Judgment, Supreme Court, New York County (Michael Obus, J.), rendered December 5, 1996, convicting defendant, after a jury trial, of five counts of grand larceny in the third degree and one count of grand larceny in the fourth degree, and sentencing him, as a second felony offender, to three concurrent terms of 3 to 6 years to be served consecutively to three concurrent terms of 2 to 4 years, unanimously affirmed.
PRESENT: Sullivan, J. P., Nardelli, Tom, Saxe and Friedman, JJ.
Defendant's suppression motion was properly denied in its entirety. The record amply supports the court's finding that defendant's consent to search his bags was freely and voluntarily given, based on the totality of circumstances, including defendant's background and cooperative attitude and the absence of coercive police conduct ( see, People v. Gonzalez, 39 N.Y.2d 122, 128-130). Defendant's additional suppression claims are unpreserved for appellate review since they were not previously raised and we decline to review them in the interest of justice. Were we to review these claims, we would reject them.

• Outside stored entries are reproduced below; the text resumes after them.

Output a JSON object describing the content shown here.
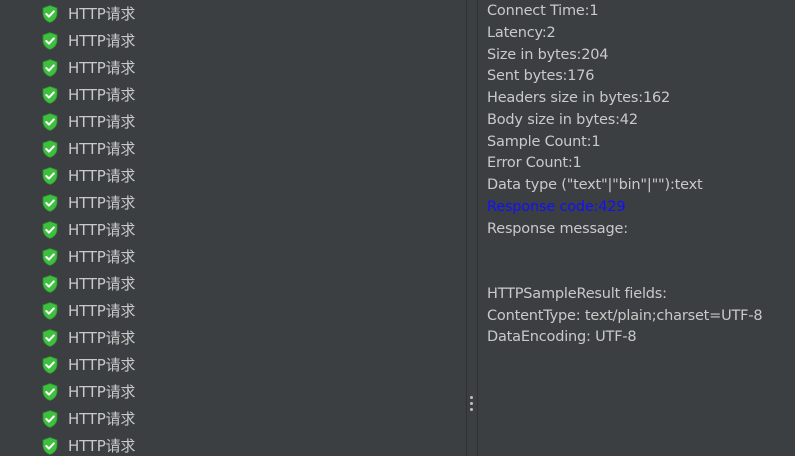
{
  "sample_tree": {
    "items": [
      {
        "label": "HTTP请求",
        "status": "success"
      },
      {
        "label": "HTTP请求",
        "status": "success"
      },
      {
        "label": "HTTP请求",
        "status": "success"
      },
      {
        "label": "HTTP请求",
        "status": "success"
      },
      {
        "label": "HTTP请求",
        "status": "success"
      },
      {
        "label": "HTTP请求",
        "status": "success"
      },
      {
        "label": "HTTP请求",
        "status": "success"
      },
      {
        "label": "HTTP请求",
        "status": "success"
      },
      {
        "label": "HTTP请求",
        "status": "success"
      },
      {
        "label": "HTTP请求",
        "status": "success"
      },
      {
        "label": "HTTP请求",
        "status": "success"
      },
      {
        "label": "HTTP请求",
        "status": "success"
      },
      {
        "label": "HTTP请求",
        "status": "success"
      },
      {
        "label": "HTTP请求",
        "status": "success"
      },
      {
        "label": "HTTP请求",
        "status": "success"
      },
      {
        "label": "HTTP请求",
        "status": "success"
      },
      {
        "label": "HTTP请求",
        "status": "success"
      }
    ],
    "icon": "green-shield-check-icon"
  },
  "sampler_result": {
    "lines": [
      "Connect Time:1",
      "Latency:2",
      "Size in bytes:204",
      "Sent bytes:176",
      "Headers size in bytes:162",
      "Body size in bytes:42",
      "Sample Count:1",
      "Error Count:1",
      "Data type (\"text\"|\"bin\"|\"\"):text",
      "Response code:429",
      "Response message:",
      "",
      "",
      "HTTPSampleResult fields:",
      "ContentType: text/plain;charset=UTF-8",
      "DataEncoding: UTF-8"
    ],
    "highlighted_line": "Response code:429"
  },
  "colors": {
    "background": "#3c3f41",
    "text": "#c9c9c9",
    "highlight": "#1010ff",
    "success_icon": "#3fbf3f"
  }
}
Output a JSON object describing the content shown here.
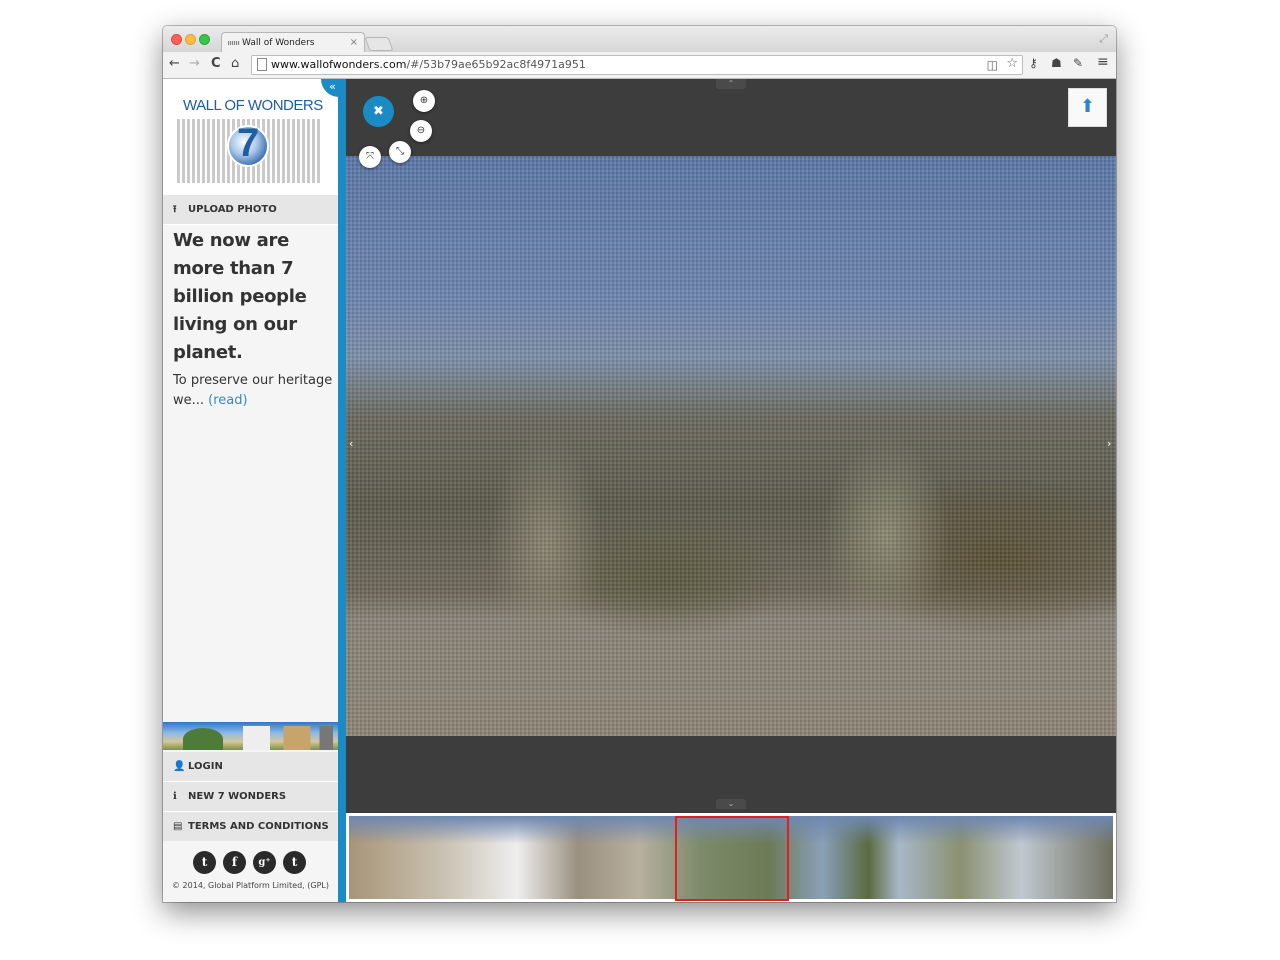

The imposition of consecutive terms was lawful because each count pertained to the separate and distinct act of taking property from each of six separate victims, notwithstanding that defendant ultimately removed all the stolen goods from his place of business simultaneously ( People v. Brathwaite, 63 N.Y.2d 839, 843; People v. Adams, 225 A.D.2d 506, lv denied 88 N.Y.2d 932). The trial evidence established that the taking of the various victims' property required separate physical acts.